The group was recruited during their education at the University of Cambridge in the 1930s…hence the term Cambridge. There is much debate as to the exact timing of their recruitment by Soviet intelligence. Anthony Blunt claimed that they were not recruited as agents until they had graduated. Blunt, an Honorary Fellow of Trinity College, was several years older than Burgess, Maclean, and Philby; he acted as a talent-spotter and recruiter for most of the group save Burgess. Several people have been suspected of being additional members of the group; John Cairncross (cryptonym: Liszt) was identified as such by Oleg Gordievsky, although many others have also been accused of membership in the Cambridge ring. Both Blunt and Burgess were members of the Cambridge Apostles, an exclusive and prestigious society based at Trinity and King’s Colleges. Cairncross was also an Apostle. Other Apostles accused of having spied for the Soviets include Michael Whitney Straight and Guy Liddell.
The group was radical in their dealings, so I’m not sure that anyone was overly surprised when both Maclean and Burgess disappeared from England in 1951, although they may have assumed that they were assassinated. For years there was no trace of them, and I suppose people began to forget all about them. Nevertheless, there were rumors that they had been spies for the Soviet Union and had left England to avoid prosecution. For five years, nothing was heard of the pair. British intelligence suspected that they were in the Soviet Union, but Russian officials consistently denied any knowledge of their whereabouts.
Then, on February 11, 1956, the pair resurfaced and invited a group of journalists to a hotel room in Moscow. Burgess and Maclean were there to greet them, give a brief interview, and hand out a typed joint statement. In the statement, both men denied having served as Soviet spies.

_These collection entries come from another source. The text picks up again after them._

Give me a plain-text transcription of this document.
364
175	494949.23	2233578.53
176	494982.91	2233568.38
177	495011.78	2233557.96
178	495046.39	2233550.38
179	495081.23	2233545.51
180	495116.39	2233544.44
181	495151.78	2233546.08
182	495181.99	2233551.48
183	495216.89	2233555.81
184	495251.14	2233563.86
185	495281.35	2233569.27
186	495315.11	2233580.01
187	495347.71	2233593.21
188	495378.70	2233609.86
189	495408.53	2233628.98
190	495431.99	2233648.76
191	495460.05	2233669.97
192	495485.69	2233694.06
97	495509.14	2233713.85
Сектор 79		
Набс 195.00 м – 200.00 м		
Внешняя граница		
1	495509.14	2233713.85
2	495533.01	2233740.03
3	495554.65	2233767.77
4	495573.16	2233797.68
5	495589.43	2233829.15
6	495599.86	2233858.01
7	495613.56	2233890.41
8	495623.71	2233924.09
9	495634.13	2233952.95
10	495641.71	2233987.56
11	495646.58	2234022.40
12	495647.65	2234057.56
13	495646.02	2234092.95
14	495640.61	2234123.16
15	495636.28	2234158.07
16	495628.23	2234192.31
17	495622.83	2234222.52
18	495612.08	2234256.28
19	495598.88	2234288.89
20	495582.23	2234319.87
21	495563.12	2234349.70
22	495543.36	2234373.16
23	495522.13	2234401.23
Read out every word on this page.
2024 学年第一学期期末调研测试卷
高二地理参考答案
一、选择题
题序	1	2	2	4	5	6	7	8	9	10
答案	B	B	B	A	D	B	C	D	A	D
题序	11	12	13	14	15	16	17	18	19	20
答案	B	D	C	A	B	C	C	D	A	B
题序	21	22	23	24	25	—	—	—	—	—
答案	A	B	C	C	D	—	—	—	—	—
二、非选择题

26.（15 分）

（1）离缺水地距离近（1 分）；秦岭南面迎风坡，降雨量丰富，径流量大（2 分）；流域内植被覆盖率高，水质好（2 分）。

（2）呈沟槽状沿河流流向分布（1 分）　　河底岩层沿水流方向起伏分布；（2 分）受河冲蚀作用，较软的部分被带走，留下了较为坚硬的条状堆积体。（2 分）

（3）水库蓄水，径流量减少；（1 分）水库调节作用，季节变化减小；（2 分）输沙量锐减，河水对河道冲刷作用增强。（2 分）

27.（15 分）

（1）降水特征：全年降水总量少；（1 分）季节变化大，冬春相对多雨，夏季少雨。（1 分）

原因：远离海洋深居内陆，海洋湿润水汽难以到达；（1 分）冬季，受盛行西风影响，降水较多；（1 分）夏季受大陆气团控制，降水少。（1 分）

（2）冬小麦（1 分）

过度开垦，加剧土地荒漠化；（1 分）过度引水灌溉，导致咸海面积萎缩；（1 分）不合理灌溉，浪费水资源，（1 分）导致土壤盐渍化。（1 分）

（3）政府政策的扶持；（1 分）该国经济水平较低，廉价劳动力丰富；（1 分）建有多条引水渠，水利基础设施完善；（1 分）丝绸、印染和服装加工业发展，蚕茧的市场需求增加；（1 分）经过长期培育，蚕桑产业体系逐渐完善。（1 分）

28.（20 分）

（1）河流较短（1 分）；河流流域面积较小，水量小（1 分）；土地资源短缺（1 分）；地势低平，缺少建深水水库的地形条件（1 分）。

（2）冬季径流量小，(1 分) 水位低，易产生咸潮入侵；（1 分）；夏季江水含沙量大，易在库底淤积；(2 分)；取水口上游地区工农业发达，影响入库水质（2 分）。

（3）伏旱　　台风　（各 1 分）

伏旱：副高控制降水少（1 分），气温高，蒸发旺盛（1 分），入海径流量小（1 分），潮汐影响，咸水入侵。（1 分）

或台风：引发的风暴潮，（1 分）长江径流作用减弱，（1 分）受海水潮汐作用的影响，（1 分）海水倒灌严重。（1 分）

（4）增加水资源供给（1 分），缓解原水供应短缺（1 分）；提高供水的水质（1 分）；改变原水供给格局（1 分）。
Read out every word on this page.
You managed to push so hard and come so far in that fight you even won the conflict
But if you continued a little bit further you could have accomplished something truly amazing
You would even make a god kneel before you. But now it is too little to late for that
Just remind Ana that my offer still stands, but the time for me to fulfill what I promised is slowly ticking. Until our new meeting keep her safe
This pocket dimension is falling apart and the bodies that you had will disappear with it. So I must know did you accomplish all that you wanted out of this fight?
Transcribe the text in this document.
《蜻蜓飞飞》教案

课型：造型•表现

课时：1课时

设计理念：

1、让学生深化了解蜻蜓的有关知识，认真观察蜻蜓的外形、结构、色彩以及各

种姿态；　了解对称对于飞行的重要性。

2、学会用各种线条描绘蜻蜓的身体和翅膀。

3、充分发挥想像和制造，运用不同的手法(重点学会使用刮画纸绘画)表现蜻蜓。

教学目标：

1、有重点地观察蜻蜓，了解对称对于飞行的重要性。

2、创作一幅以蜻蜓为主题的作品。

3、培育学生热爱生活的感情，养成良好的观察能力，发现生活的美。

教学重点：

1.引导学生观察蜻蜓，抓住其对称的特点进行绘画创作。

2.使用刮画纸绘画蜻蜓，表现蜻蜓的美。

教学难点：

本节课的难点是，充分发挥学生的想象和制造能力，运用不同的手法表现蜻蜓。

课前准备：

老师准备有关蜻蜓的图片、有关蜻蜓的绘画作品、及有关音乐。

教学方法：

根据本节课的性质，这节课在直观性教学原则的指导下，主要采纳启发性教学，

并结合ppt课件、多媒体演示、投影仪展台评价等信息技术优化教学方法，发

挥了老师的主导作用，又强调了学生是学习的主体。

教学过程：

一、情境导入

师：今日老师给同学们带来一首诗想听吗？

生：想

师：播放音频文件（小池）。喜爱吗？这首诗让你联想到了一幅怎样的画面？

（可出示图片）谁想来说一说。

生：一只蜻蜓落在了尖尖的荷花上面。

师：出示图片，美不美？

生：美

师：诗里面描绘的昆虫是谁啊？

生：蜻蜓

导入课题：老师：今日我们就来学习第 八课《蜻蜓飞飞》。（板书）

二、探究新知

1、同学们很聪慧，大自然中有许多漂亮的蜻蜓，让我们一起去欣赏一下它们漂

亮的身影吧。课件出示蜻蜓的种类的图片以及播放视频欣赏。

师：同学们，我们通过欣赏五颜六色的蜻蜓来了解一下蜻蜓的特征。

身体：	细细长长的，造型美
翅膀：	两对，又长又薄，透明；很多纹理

However, they very strongly declared their sympathy with the Soviet Union and stated that they had both been “increasingly alarmed by the post-war character of Anglo-American policy.” They claimed that the decision to leave England and live in Russia was due to their belief that only in Russia would there be “some chance of putting into practice in some form the convictions they had always had.” They were convinced that the Soviet Union desired a policy of “mutual understanding” with the West, but many officials in the United States and Great Britain were adamant in their opposition to any working relationship with the Russians. They concluded by stating, “Our life in the Soviet Union convinced us we took at the time the correct decision.”
While the surprise news conference solved the mystery of where Burgess and Maclean had been for the past five years, it did little to settle the question of why they had gone to the Soviet Union in the first place. Their statement also did not clear up the issue of whether or not they had spied for the Soviet Union. Evidence from both British and American intelligence agencies strongly suggested that the two, together with fellow Foreign Office workers Kim Philby and Sir Anthony Blunt, had engaged in espionage for the Russians. Both men spent the rest of their lives in the Soviet Union. Burgess died in 1963 and Maclean passed away in 1983. I don’t suppose we will ever know all of the British and possibly American secrets they shared with the Russians during those years, only that they were treasonous traitors.